Prezydencka wpadka? Po debacie szeryf Portland dementuje, że wspiera Trumpa [VIDEO]

Debata Donald Trump - Joe Biden. / foto: CBS News
REKLAMA

„Nigdy nie wspierałem Donalda Trumpa”- stwierdził szeryf z regionu Portland. Prezydent Donald Trump zapędził się w debacie z Bidenem i oświadczył, że ma poparcie dużej liczby funkcjonariuszy organów ścigania.

Stwierdził, że wspiera go policja na Florydzie, w Teksasie, Ohio. Po czym dorzucił jeszcze Portland, gdzie zaczęły się zamieszki ruchu Black Lives Matter. Szeryf z regionu Portland w stanie Oregon, Mike Reese (hrabstwo Multnomah) zareagował dość szybko i na Twitterze stanowczo stanowczo zaprzeczył jakiejkolwiek sympatii dla prezydenta.

Dodał nawet, ze nigdy go nie poprze. Reese rzeczywiście regularnie krytykował sposób, w jaki służby federalne prezydenta radziły sobie z sytuacją w mieście. Reese został szeryfem w 2016 roku, kiedy jego poprzednik odszedł w atmosferze skandali korupcyjnych i seksualnych.

REKLAMA

Trump fatalnie się pomylił, bo ten szeryf podziela akurat Demokratów i jest nawet za pobłażliwością dla nielegalnych imigrantów. Portland miałoby być dla nich miastem-schronieniem.

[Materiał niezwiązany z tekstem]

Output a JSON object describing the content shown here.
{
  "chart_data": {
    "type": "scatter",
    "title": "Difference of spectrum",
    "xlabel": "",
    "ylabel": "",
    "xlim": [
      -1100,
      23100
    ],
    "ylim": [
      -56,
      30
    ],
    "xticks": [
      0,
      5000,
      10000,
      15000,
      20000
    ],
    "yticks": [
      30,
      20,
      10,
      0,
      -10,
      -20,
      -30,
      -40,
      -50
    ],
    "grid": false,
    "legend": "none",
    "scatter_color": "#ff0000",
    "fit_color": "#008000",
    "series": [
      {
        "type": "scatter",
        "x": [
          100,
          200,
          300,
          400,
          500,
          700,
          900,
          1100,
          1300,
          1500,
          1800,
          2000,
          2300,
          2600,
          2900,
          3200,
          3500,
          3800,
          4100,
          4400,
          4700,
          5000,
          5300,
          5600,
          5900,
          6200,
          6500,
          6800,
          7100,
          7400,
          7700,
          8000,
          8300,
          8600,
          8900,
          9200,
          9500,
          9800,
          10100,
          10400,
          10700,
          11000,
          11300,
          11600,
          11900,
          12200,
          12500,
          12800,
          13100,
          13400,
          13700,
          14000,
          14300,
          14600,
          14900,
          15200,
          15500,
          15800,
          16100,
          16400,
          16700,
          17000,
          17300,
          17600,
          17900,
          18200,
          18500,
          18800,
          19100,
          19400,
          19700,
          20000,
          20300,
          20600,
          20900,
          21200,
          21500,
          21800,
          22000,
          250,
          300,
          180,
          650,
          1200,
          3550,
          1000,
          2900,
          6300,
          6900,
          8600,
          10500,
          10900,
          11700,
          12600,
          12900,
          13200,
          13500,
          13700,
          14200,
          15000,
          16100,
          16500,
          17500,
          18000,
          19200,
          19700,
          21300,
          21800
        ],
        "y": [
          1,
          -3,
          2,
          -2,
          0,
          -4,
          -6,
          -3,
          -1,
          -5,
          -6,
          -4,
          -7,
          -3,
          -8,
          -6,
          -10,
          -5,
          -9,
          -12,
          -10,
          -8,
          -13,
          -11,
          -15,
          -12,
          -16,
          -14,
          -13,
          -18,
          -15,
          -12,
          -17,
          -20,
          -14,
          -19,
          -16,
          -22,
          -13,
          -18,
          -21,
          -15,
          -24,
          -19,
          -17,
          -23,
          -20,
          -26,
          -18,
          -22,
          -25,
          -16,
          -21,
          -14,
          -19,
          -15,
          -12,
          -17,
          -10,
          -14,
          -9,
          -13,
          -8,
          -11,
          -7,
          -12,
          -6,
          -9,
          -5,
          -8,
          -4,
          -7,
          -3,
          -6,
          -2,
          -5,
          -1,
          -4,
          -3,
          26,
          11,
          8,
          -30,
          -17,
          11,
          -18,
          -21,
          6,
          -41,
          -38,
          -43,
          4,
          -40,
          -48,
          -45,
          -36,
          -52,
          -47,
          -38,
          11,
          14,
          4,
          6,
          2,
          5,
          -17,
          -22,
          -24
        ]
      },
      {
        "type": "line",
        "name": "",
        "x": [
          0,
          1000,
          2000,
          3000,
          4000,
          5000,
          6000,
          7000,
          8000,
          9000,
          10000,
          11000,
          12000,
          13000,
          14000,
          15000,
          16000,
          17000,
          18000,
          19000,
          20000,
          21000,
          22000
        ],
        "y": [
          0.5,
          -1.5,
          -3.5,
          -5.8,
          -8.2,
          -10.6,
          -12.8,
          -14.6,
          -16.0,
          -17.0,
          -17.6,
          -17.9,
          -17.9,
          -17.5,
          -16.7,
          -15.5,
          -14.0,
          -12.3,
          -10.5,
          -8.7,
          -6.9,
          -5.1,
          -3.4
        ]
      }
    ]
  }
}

W 2017 r. odmówił żądaniu prokuratora generalnego Jeffa Sessionsa, by lokalna policja pomagała w egzekwowaniu ścigania nielegalnych migrantów. „Jako szeryf hrabstwa Multnomah osobiście jestem zaangażowany w służenie tej społeczności i obronę wartości równości i integracji” – pisał wtedy na Twitterze.

Szeryf sprzeciwiał się wpuszczeniu do miasta agentów federalnych. Odmówił spotkania z Chadem Wolfem, sekretarzem Departamentu Bezpieczeństwa Wewnętrznego. W lipcu tego roku ostro krytykował agentów federalnych po tym, jak użyli gazu łzawiącego gumowych kul przeciwko protestującym „antyrasistom”.

Nic dziwnego, że szeryf Reese był najwyraźniej zaskoczony wymienieniem go przez Donalda Trumpa jako sojusznika. Sprawę natychmiast nagłośniono. Szeryf skazy się nawet, że „Donald Trump znacznie utrudnił” mu pracę i ironicznie dodaje, że prezydent taką deklaracją poparcia skłócił go tak że z… własną żoną.